Spring on those beautiful old New England campuses is scented with dogwood and viburnum and exhalations of lilac. Long evening shadows run down the lawns like a deeper kind of light, pooling in the hollows and gathering under the trees. Men were still allowed only limited access upstairs in the Smith houses, so more often than not I would board the free bus that ran back and forth between the campuses and go up to Edward’s tidy room, where he would pour us out little glasses of sherry and put on the Brandenburg concertos or Aretha Franklin, and friends would come in and talk about how tiresome Picasso was or make fun of the poetry of Emily Dickinson. It only enhanced Edward’s glamour for me that he also and regularly dropped prodigious amounts of acid, though I was relieved that he never asked me to join him. I was sure that Henry James would have dropped acid too if he’d had the opportunity.

The excitement of spending time with Edward was heightened by a tension that could turn into terror at any moment. Edward had a way of ignoring me for long stretches of conversation and then suddenly asking me to deliver an opinion, almost always on something I had no opinion about at all. “Elizabeth,” he would say turning, pointing at me. “When do you think Lambert Strether knew about Chad and Mme. de Vionnet?”, and everyone would stop and look at me as though something important were about to be illuminated. Or, equally likely, “Elizabeth, do you think ’96 Teardrops’ is a good song?” or “Can one drink brandy out of anything but a snifter? Albert thinks a big snifter is vulgar. What would your grandmother say?”

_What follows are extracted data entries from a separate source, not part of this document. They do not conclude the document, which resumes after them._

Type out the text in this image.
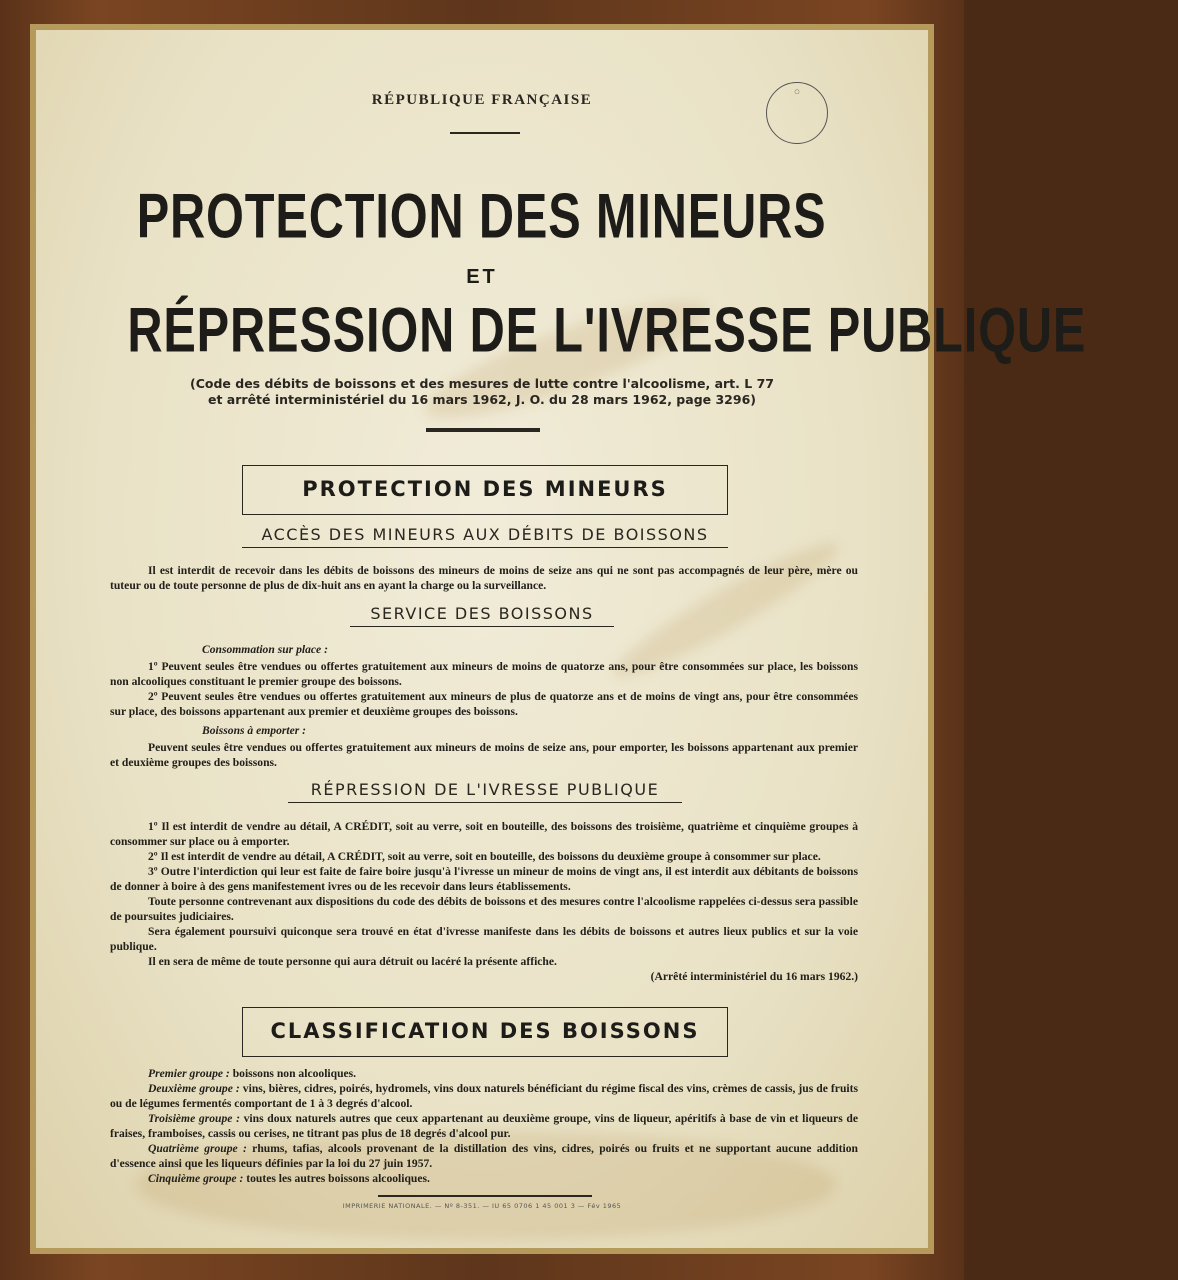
◯
RÉPUBLIQUE FRANÇAISE
PROTECTION DES MINEURS
ET
RÉPRESSION DE L'IVRESSE PUBLIQUE
(Code des débits de boissons et des mesures de lutte contre l'alcoolisme, art. L 77
et arrêté interministériel du 16 mars 1962, J. O. du 28 mars 1962, page 3296)
PROTECTION DES MINEURS
ACCÈS DES MINEURS AUX DÉBITS DE BOISSONS

Il est interdit de recevoir dans les débits de boissons des mineurs de moins de seize ans qui ne sont pas accompagnés de leur père, mère ou tuteur ou de toute personne de plus de dix-huit ans en ayant la charge ou la surveillance.

SERVICE DES BOISSONS

Consommation sur place :

1º Peuvent seules être vendues ou offertes gratuitement aux mineurs de moins de quatorze ans, pour être consommées sur place, les boissons non alcooliques constituant le premier groupe des boissons.

2º Peuvent seules être vendues ou offertes gratuitement aux mineurs de plus de quatorze ans et de moins de vingt ans, pour être consommées sur place, des boissons appartenant aux premier et deuxième groupes des boissons.

Boissons à emporter :

Peuvent seules être vendues ou offertes gratuitement aux mineurs de moins de seize ans, pour emporter, les boissons appartenant aux premier et deuxième groupes des boissons.

RÉPRESSION DE L'IVRESSE PUBLIQUE

1º Il est interdit de vendre au détail, A CRÉDIT, soit au verre, soit en bouteille, des boissons des troisième, quatrième et cinquième groupes à consommer sur place ou à emporter.

2º Il est interdit de vendre au détail, A CRÉDIT, soit au verre, soit en bouteille, des boissons du deuxième groupe à consommer sur place.

3º Outre l'interdiction qui leur est faite de faire boire jusqu'à l'ivresse un mineur de moins de vingt ans, il est interdit aux débitants de boissons de donner à boire à des gens manifestement ivres ou de les recevoir dans leurs établissements.

Toute personne contrevenant aux dispositions du code des débits de boissons et des mesures contre l'alcoolisme rappelées ci-dessus sera passible de poursuites judiciaires.

Sera également poursuivi quiconque sera trouvé en état d'ivresse manifeste dans les débits de boissons et autres lieux publics et sur la voie publique.

Il en sera de même de toute personne qui aura détruit ou lacéré la présente affiche.

(Arrêté interministériel du 16 mars 1962.)

CLASSIFICATION DES BOISSONS

Premier groupe : boissons non alcooliques.

Deuxième groupe : vins, bières, cidres, poirés, hydromels, vins doux naturels bénéficiant du régime fiscal des vins, crèmes de cassis, jus de fruits ou de légumes fermentés comportant de 1 à 3 degrés d'alcool.

Troisième groupe : vins doux naturels autres que ceux appartenant au deuxième groupe, vins de liqueur, apéritifs à base de vin et liqueurs de fraises, framboises, cassis ou cerises, ne titrant pas plus de 18 degrés d'alcool pur.

Quatrième groupe : rhums, tafias, alcools provenant de la distillation des vins, cidres, poirés ou fruits et ne supportant aucune addition d'essence ainsi que les liqueurs définies par la loi du 27 juin 1957.

Cinquième groupe : toutes les autres boissons alcooliques.

IMPRIMERIE NATIONALE. — Nº 8-351. — IU 65 0706 1 45 001 3 — Fév 1965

Alice had a campus job working in the Northrop House kitchen washing dishes and she had become friends with all the women on the kitchen staff, a hard-working crew of women in orthopedic shoes and hairnets. I didn’t realize until Alice started working there how much of an interest they took in the lives of the girls who lived in Northrop House.

“Rose asked me the other day if you were seeing someone,” she said.

“She did?”

“She says you look different. She says you look good.”